When PLA2 enters the body, it triggers the activation of mast cells, leading to the release of histamines and other inflammatory measures. The inflammation, itching, tearing, vomiting, sneezing and runny nose that take place during allergic reactions can be aggravating, but help expel the toxin from the body. The venom also causes an immune response through activating the antibody IgE. Repeated exposure to the venom maintains the IgE antibody and low-level allergic response in the future.
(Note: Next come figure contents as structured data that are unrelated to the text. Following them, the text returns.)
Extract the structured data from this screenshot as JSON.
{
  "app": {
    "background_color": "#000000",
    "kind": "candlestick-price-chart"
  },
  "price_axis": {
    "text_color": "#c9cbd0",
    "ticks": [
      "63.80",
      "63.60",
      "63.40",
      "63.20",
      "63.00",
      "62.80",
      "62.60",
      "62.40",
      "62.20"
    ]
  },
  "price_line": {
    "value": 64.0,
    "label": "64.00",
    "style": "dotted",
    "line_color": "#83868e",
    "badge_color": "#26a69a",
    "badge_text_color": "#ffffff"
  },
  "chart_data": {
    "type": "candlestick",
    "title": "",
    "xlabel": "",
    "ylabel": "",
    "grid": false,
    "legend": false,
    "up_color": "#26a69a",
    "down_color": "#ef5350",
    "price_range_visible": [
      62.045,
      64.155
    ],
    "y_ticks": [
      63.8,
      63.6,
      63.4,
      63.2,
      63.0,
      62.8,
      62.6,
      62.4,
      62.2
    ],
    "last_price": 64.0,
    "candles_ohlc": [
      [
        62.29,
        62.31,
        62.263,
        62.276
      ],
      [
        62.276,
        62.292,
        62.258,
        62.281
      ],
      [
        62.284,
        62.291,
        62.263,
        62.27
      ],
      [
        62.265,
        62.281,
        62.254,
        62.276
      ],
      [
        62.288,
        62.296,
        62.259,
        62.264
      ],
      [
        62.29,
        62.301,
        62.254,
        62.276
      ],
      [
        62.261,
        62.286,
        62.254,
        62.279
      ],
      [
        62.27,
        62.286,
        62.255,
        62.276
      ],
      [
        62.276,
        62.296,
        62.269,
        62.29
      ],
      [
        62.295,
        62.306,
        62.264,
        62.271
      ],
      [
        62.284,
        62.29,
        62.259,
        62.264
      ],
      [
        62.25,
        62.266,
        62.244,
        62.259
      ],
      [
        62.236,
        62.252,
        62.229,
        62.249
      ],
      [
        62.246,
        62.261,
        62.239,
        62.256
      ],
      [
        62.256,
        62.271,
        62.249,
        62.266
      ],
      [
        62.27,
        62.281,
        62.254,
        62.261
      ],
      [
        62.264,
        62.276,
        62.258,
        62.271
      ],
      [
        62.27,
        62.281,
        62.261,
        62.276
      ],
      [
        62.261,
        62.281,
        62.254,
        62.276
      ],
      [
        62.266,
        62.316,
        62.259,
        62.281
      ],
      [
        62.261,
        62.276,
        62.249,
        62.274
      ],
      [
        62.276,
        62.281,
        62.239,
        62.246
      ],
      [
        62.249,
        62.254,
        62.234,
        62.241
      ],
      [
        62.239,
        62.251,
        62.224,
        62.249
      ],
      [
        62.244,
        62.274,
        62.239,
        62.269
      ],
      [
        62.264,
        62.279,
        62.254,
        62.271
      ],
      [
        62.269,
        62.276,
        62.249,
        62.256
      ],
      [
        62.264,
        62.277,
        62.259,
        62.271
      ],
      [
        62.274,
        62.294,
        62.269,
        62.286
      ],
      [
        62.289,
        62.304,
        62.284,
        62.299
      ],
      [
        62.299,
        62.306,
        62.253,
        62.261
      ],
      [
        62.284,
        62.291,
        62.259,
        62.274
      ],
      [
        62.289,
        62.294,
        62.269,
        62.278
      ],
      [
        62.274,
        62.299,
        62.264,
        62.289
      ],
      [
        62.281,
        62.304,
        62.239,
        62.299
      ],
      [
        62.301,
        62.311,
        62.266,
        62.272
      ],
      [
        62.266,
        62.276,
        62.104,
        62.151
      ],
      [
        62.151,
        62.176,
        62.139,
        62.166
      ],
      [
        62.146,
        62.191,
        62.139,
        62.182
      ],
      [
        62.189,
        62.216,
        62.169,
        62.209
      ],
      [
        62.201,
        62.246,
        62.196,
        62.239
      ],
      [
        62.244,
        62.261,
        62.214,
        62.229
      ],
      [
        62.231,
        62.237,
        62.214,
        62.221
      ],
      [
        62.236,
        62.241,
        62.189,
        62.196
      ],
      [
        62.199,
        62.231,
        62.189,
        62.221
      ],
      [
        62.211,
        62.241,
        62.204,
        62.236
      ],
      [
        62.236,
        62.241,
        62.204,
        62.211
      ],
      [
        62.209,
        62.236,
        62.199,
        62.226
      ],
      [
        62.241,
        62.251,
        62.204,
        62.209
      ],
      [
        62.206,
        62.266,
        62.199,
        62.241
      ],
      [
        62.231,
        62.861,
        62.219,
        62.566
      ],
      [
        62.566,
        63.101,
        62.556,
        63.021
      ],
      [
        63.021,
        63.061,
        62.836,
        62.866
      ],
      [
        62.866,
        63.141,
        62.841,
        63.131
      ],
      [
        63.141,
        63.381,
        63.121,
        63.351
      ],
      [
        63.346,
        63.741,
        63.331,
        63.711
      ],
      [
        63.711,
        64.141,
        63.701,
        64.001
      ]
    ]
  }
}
The classical view of allergies is that the response was a physiological mistake by the body, and this finding adds to a body of recent evidence shifting this opinion, said lead author and member of the Department of Immunobiology Noah Palm GRD ’11. The fact that PLA2 is shared among so many venoms shows how the body may have a limited number of mechanisms to deal with venom from a range of animals, he added.

The finding suggests new directions for understanding the connection between the immune system and allergies, said Rachel Rosenstein GRD ’12 MED ’13, lead author and associate faculty member of the Yale Medical School. She added that individual differences in how people respond to stings may depend on genetic and environmental influences on the immune system.

“Our research was done in mice, and confirming in humans would be difficult, but this gives support to the concept of venom immunotherapy and the concept that increased exposure to allergens can be protective,” she said.

About 2 million people in the United States are allergic to bee stings, causing 100 deaths a year.